In an announcement at the UN General Assembly, he will urge him to heal “the nasty fissures” that are damaging the international fight against the coronavirus.
While Trump has denounced the WHO as corrupt and under the influence of China, Johnson will announce £ 340 million in UK funding over the next four years, an increase of 30%. It will also suggest that the body be given greater powers to demand reports on how countries are handling a pandemic.
The proposals will be part of a British vision, developed in conjunction with the Gates Foundation, of how future health pandemics, including ‘zoonotic laboratories’ capable of identifying potentially dangerous pathogens in animals before they are transmitted to animals, could be better controlled. humans.
Johnson’s pre-recorded video, on the last main day of the UN General Assembly and four days after most of the world’s leaders have spoken, comes to the end of a week in which China and the United States have argued over responsibility. of the virus. Both have refused to join the WHO effort to find a global coronavirus vaccine, preferring a national approach.
Johnson will say: “After nine months of fighting Covid, the very notion of the international community seems in tatters. We know that we cannot continue in this way. Unless we unite and turn our fire against our common enemy, we know that everyone will lose.
“Now is the time, therefore, here in what I fervently hope to be the first and last Zoom UNGA in history, for humanity to cross borders and repair these ugly fissures. Here in the UK, the birthplace of Edward Jenner, who pioneered the world’s first vaccine, we are determined to do everything in our power to work with our friends at the UN to heal those divisions and heal the disease. world “.

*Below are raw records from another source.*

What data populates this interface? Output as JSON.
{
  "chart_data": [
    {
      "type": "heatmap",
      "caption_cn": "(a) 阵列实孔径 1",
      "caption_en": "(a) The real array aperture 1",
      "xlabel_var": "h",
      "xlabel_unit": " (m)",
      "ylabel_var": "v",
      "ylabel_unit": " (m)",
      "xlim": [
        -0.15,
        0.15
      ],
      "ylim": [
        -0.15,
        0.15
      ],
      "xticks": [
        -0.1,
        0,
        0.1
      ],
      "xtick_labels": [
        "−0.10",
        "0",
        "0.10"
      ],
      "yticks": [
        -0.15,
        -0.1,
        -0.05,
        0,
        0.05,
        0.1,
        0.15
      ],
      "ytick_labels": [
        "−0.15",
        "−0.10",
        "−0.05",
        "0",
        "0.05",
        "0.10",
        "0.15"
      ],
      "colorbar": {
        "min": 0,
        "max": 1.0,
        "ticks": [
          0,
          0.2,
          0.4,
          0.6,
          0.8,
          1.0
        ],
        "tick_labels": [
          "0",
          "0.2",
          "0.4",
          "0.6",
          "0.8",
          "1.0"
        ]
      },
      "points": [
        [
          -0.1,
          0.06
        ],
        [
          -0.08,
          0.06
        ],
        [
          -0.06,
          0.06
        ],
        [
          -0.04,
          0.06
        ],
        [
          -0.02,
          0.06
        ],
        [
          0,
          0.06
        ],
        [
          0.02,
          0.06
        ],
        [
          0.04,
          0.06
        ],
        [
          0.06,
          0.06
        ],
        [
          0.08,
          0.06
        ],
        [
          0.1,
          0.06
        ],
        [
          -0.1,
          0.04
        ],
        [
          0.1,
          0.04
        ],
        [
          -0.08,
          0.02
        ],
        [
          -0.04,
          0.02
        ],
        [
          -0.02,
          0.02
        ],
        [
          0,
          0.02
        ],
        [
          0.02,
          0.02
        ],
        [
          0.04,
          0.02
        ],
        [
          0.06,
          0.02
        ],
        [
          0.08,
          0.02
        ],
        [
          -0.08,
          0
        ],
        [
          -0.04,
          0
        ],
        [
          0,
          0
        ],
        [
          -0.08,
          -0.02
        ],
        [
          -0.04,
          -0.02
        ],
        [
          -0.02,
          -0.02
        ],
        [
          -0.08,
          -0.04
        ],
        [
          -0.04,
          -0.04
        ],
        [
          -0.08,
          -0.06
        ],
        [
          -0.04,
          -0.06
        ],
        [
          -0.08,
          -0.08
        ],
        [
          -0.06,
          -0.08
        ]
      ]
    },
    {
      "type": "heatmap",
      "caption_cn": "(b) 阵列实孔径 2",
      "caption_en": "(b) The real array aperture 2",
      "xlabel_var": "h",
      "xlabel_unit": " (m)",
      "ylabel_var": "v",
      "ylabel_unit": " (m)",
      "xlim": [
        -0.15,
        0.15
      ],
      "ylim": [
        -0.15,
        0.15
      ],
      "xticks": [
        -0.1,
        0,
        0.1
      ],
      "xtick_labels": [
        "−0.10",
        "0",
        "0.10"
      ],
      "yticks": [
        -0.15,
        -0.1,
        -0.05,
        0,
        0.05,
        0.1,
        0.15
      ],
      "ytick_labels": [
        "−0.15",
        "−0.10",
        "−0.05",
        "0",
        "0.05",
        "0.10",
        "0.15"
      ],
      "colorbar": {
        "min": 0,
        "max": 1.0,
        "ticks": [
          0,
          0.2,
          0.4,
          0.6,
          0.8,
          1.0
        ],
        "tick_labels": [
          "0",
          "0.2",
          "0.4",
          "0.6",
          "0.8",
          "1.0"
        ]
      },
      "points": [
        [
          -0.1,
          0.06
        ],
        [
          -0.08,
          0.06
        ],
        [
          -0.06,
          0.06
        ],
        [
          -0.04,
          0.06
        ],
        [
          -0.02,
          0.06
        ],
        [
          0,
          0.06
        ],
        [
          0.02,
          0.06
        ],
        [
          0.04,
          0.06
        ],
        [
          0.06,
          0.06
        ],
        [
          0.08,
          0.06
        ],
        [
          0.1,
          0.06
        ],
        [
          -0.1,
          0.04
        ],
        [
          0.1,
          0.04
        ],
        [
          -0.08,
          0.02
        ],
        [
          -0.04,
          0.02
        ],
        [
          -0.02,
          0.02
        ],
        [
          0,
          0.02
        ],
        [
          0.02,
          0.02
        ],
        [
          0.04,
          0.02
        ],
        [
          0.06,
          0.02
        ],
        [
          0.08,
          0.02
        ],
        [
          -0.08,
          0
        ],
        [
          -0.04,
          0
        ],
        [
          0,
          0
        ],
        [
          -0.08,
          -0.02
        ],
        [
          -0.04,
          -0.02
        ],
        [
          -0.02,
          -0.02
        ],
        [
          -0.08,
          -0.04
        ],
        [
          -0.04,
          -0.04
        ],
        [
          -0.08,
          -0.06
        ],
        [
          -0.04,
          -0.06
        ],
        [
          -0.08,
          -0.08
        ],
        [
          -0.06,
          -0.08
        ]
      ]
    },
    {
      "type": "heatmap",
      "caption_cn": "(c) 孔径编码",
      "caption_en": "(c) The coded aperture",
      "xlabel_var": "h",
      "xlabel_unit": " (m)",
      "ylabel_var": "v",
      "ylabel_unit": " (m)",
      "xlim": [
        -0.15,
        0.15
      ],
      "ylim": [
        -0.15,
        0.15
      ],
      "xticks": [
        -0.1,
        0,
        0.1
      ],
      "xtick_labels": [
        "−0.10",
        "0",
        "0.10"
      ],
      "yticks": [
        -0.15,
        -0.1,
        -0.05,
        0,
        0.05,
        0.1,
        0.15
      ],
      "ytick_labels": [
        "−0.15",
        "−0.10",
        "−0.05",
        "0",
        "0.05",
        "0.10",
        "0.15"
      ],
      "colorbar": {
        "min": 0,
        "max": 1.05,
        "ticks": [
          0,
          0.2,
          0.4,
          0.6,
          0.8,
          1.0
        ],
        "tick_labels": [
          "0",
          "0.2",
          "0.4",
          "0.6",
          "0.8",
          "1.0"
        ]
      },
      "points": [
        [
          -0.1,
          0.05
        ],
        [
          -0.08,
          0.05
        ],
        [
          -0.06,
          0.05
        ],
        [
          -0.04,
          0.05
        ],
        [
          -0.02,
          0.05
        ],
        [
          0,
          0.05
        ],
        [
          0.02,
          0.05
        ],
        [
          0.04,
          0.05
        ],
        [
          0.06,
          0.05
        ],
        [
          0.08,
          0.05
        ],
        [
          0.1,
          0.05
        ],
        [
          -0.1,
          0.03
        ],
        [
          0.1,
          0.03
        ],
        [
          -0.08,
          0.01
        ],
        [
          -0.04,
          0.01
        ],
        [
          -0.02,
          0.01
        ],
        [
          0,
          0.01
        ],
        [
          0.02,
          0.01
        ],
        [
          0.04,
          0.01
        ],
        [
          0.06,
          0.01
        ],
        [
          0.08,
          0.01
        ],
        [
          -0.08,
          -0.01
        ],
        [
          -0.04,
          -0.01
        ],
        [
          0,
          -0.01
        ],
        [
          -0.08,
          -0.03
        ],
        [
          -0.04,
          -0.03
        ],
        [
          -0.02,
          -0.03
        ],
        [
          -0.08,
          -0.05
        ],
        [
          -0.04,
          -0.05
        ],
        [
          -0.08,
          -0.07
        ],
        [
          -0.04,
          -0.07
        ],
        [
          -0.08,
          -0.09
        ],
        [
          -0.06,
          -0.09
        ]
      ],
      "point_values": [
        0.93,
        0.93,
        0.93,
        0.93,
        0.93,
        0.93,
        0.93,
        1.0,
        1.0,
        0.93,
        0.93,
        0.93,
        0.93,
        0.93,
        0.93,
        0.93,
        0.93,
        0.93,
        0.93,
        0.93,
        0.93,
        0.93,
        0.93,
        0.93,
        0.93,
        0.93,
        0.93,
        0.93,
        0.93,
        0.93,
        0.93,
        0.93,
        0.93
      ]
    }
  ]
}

Earlier this week at the UN, he said that the coronavirus “came out of left field, humanity was caught sleeping, let’s face it, we were woefully ill-prepared.”
The extra money from the UK comes ahead of the WHO board meeting next week where a joint Franco-German document calling for more reliable, larger and less conditional funding from the WHO will be discussed.
The UK’s contribution will be set at £ 340 million over the next four years, making it the most generous state contributor, Downing Street said. While the United States is currently the largest funder, if Trump is reelected president, he will retire next summer, taking with him up to $ 900 million in voluntary and mandatory contributions over two years.